Additional ideas for Train Ave / Walworth Run can be found at
CSU's Levin College of Urban Affairs

Master of Urban Planning, Design, and Development (MUPDD)
PDD 611 Planning Capstone, Spring 2004
Train Avenue/Walworth Run Corridor

The Course Description contains the following information about Train Ave / Walworth Run

The corridor runs approximately two miles from W. 65th St. eastward to the Cuyahoga River. In the western end, the corridor is located directly to the south of the I-90 interstate; in its eastern third, the corridor study site turns northward toward the Cuyahoga River. Train Ave. is so-named for its proximity to several rail lines that run in the corridor. These railways were placed in the area in the late 19th and early 20th century as the west side neighborhoods of Cleveland developed. The trains were located in a natural ravine, which contained Walworth Run, a small tributary stream that emptied into the Cuyahoga River. Walworth Run was a valley riparian corridor containing several ponds, and drew early settlers, livestock businesses and slaughterhouses. The stream was gradually culverted and eventually buried underground, becoming part of the city's growing sewer system during the early 20th century.

Today scant evidence of the existence of a vibrant stream remains, although the topography of the area reveals its former location. The Train Ave. /Walworth Run corridor is a "forgotten landscape" except for the business located in its boundaries, and the neighborhoods directly adjacent to its south. The road is in need of repair, the area is subject to frequent litter and dumping, and is used as a "cut through" to Cleveland's downtown from the west side neighborhoods.
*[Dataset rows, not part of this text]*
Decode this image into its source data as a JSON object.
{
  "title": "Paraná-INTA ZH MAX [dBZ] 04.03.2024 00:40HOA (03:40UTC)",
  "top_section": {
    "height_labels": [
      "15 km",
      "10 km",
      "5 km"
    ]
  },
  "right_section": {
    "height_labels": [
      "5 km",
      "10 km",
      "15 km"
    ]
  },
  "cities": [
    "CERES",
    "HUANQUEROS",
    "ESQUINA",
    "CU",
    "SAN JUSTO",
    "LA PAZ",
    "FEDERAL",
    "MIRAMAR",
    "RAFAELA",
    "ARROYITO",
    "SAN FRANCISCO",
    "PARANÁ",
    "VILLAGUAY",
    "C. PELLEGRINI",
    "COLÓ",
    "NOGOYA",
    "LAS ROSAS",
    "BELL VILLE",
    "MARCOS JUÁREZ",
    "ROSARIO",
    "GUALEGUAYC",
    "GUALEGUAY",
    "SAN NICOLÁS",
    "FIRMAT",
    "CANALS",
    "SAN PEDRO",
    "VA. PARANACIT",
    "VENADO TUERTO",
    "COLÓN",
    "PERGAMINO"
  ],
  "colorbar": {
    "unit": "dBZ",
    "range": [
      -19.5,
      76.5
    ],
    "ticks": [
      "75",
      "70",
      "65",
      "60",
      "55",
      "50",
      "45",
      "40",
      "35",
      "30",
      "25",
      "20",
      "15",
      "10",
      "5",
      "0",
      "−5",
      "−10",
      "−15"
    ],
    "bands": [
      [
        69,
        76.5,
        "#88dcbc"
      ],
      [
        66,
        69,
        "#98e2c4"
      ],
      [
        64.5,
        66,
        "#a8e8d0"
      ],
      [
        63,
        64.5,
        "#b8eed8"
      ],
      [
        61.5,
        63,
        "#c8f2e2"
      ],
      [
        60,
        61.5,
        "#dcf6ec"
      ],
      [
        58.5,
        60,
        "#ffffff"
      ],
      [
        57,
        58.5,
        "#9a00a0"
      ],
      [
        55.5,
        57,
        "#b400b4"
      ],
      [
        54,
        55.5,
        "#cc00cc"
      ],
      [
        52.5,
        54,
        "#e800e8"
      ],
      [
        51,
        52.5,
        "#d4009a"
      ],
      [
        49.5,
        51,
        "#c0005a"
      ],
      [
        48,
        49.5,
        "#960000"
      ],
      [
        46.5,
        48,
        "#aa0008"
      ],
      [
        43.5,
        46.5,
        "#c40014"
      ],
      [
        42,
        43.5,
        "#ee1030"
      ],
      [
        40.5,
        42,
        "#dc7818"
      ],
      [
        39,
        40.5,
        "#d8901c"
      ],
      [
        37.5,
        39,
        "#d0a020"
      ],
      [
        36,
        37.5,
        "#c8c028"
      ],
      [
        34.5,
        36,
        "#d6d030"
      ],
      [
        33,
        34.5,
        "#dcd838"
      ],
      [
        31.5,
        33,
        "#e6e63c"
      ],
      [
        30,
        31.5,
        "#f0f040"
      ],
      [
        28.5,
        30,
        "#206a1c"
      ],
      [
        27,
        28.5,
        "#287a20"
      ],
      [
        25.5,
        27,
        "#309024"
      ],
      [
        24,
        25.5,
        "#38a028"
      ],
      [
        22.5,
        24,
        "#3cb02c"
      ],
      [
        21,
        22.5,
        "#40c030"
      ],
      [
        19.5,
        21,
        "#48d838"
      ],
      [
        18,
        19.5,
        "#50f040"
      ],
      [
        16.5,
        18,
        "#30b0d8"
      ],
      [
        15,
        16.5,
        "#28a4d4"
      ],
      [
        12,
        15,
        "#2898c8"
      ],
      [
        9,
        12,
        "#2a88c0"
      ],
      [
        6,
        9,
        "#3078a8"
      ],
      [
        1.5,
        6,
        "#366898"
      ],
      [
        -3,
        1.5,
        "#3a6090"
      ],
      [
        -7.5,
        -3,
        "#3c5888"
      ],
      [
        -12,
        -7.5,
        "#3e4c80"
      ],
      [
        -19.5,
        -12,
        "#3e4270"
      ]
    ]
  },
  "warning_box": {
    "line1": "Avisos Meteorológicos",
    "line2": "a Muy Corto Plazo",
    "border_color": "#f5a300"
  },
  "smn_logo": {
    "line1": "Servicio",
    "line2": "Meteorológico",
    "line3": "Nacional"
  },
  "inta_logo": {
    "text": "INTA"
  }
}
The study site corridor is a challenging exercise for a planning studio. Students were asked to generate ideas for the regeneration of the Train Ave./Walworth Run Corridor and develop suggestions for actions that can be used to restore its social and economic vitality, its connections to the surrounding neighborhoods, and its aesthetic and natural beauty. The project was carried out in conjunction with a steering committee of clients: the Cuyahoga County Planning Commission, the City of Cleveland, and three community-based redevelopment organizations: Stockyards, Clark-Metro and Tremont.

Planning & Development is getting very interesting in Cleveland as connections between neighborhoods and nature begin to!

Fascinating area I don't know at all: Train Avenue

Very interesting John. I don't know this area off the beaten path at all - thanks for sharing on this. This brings my thinking back to a really powerful open GIS project to map all the existing greenspaces, industrial, commercial and residential and then to be able to see the impact of various enhancements - and what the full towpath plan looks like when complete, with all the new housing planned, vacant turned into reuse... even with all the visuals you post here, it is hard to get the big picture. Any idaes how to enhance the overview? Sudhir and others are working on ideas for enhanced mapping - can this go anywhere?